SYDNEY (Reuters) – The Labor government of Australia’s Victoria state said on Thursday it would raise its renewable energy targets and proposed government ownership of future power generation if it wins local elections due to be held next month.
The government said it would take steps to source 65% of its electricity from wind and solar energy by 2030, up from the current target of 50%, and 95% by 2035, effectively replacing dirty fuels from the state’s power generation mix.
It said it would also make an initial investment of A$1 billion ($626 million) towards delivering 4.5 gigawatts of power through renewable projects. A Guardian poll published last month showed Labor on track to secure a third term in the state.
That new renewables capacity would be equivalent to the coal-fired Loy Yang A facility operated in the state by AGL Energy, Australia’s top power producer.
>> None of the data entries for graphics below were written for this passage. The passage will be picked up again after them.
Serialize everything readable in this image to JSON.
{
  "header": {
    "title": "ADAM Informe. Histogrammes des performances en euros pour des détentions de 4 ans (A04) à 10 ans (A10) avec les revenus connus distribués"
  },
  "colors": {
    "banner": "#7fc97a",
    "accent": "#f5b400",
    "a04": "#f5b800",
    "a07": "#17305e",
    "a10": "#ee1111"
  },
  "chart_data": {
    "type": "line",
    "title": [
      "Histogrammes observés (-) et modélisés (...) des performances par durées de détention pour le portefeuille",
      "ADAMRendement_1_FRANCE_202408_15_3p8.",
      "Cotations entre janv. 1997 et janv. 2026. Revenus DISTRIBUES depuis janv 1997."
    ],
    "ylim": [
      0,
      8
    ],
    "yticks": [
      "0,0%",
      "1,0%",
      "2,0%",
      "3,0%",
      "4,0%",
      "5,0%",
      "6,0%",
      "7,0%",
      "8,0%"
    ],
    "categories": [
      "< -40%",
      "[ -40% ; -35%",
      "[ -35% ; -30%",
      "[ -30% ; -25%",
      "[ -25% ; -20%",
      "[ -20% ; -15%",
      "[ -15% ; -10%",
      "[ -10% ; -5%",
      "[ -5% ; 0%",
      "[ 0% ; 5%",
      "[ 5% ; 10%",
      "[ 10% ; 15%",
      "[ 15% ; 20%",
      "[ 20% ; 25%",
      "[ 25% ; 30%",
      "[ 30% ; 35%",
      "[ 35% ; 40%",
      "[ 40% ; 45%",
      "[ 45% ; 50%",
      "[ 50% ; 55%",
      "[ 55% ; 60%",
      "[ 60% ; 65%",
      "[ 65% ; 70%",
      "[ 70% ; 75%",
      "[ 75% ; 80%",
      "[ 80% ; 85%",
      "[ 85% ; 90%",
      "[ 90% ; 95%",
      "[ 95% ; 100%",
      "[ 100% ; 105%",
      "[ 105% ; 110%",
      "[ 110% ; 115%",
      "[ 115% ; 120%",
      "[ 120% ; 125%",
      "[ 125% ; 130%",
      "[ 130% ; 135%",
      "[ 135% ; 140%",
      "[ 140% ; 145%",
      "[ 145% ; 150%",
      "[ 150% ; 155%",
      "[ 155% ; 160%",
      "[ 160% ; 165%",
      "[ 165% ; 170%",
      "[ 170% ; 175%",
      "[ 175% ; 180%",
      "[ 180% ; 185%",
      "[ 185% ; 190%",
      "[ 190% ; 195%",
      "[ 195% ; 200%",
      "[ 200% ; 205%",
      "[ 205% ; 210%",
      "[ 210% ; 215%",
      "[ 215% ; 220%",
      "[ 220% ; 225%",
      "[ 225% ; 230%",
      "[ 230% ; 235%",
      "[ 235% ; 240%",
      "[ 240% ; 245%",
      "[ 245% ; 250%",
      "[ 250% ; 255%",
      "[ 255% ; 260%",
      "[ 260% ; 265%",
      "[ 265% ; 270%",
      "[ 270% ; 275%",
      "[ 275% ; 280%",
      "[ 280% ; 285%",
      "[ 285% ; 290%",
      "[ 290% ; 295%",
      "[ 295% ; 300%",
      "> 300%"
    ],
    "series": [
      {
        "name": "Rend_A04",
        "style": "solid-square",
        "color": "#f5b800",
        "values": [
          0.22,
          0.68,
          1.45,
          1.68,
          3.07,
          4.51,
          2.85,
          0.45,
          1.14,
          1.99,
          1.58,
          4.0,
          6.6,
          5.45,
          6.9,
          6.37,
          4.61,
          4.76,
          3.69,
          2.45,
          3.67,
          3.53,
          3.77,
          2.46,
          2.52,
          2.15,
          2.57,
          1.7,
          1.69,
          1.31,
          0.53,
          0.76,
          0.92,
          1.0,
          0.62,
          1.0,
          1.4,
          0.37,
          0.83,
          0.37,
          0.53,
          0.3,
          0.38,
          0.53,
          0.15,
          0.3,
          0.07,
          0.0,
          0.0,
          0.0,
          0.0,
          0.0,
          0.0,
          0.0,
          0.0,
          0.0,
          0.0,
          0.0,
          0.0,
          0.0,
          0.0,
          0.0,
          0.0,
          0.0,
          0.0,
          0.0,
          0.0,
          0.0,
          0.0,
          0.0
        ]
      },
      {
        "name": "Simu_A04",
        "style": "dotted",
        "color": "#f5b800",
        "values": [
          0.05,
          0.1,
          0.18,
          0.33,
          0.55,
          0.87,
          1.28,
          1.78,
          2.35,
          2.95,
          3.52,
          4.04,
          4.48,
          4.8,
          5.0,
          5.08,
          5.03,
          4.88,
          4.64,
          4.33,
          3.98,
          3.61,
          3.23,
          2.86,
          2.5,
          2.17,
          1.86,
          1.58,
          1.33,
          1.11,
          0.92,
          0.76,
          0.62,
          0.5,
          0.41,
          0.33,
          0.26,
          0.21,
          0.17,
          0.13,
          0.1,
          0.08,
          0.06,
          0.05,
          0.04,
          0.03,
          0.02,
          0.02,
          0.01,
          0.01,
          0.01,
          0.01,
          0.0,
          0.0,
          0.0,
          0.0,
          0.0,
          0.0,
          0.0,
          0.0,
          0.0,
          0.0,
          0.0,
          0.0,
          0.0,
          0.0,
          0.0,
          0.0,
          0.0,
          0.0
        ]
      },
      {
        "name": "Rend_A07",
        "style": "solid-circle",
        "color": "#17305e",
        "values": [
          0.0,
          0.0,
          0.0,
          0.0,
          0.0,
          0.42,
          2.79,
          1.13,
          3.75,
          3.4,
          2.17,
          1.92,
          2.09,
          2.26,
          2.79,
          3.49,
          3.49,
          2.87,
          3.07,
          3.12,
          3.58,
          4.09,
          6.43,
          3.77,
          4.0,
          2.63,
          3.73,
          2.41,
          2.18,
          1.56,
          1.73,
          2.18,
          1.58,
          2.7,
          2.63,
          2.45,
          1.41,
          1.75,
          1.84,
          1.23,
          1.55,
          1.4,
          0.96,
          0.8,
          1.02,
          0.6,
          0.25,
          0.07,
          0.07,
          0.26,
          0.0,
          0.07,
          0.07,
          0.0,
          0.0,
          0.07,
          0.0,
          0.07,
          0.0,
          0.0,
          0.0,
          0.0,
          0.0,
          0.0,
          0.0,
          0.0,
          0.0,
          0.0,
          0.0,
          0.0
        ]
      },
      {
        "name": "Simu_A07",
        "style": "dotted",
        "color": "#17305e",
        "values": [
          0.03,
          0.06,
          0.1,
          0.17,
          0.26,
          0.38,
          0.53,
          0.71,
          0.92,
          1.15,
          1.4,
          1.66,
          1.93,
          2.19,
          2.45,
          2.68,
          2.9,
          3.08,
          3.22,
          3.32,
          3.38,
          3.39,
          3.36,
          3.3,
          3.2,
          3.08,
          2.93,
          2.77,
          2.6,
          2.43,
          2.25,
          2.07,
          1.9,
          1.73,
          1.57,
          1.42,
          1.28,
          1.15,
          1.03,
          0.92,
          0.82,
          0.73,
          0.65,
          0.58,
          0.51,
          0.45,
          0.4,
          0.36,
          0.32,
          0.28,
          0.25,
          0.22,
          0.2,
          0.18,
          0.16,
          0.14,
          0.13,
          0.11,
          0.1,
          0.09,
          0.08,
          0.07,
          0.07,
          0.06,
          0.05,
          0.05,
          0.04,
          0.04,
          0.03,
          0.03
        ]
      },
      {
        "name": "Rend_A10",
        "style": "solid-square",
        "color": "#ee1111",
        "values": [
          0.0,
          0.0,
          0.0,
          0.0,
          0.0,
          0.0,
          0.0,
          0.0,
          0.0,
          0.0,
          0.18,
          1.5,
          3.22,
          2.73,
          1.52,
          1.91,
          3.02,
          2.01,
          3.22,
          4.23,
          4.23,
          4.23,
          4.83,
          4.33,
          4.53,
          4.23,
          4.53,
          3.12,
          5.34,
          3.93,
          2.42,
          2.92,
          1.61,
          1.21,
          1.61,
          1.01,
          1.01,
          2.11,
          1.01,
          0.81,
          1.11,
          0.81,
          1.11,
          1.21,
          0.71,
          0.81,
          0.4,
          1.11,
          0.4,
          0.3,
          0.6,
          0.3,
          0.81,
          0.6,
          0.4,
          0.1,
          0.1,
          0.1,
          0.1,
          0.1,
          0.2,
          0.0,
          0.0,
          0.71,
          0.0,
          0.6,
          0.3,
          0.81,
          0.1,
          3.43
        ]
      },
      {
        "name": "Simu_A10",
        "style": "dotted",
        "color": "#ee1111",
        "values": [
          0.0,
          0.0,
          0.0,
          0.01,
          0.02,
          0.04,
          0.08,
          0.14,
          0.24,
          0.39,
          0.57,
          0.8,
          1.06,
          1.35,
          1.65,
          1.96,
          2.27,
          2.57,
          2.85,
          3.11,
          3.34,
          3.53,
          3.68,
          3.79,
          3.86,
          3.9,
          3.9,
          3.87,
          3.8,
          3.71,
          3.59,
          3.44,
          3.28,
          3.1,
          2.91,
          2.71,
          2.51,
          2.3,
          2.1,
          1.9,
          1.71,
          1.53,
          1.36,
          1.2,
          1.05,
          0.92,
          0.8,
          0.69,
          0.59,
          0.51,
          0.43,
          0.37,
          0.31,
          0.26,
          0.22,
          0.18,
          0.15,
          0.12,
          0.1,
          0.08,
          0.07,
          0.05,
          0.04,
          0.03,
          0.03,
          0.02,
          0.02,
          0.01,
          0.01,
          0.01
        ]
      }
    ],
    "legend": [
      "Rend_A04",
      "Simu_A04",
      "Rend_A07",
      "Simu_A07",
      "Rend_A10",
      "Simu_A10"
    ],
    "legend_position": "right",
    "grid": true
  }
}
AGL said in September said it would shut down Loy Yang A, responsible for a third of the state’s electricity, by 2035, a decade earlier than planned.
Labor will also bring back public ownership of energy projects by reviving the State Electricity Commission as an active energy market participant to build new renewable energy facilities, Premier Daniel Andrews said in a statement.
“Big energy companies want to offshore profits – we want to offshore wind. Renewable energy is the future: it’s good for our climate, good for lower power bills and good for jobs,” he said.
The state will take a controlling interest in the new assets alongside “like-minded” entities, including local pension funds, Andrews said.
If re-elected, Labor will also set an emissions reduction target of 75-80% by 2035, and bring forward a net zero emissions goal by five years to 2045 – more ambitious than the 43% by 2030 and net zero by 2050 target legislated in September by the federal government.
The opposition Liberal party has committed to legislating an emissions reduction target of 50% by 2030, as well as investing A$1 billion for clean hydrogen technology.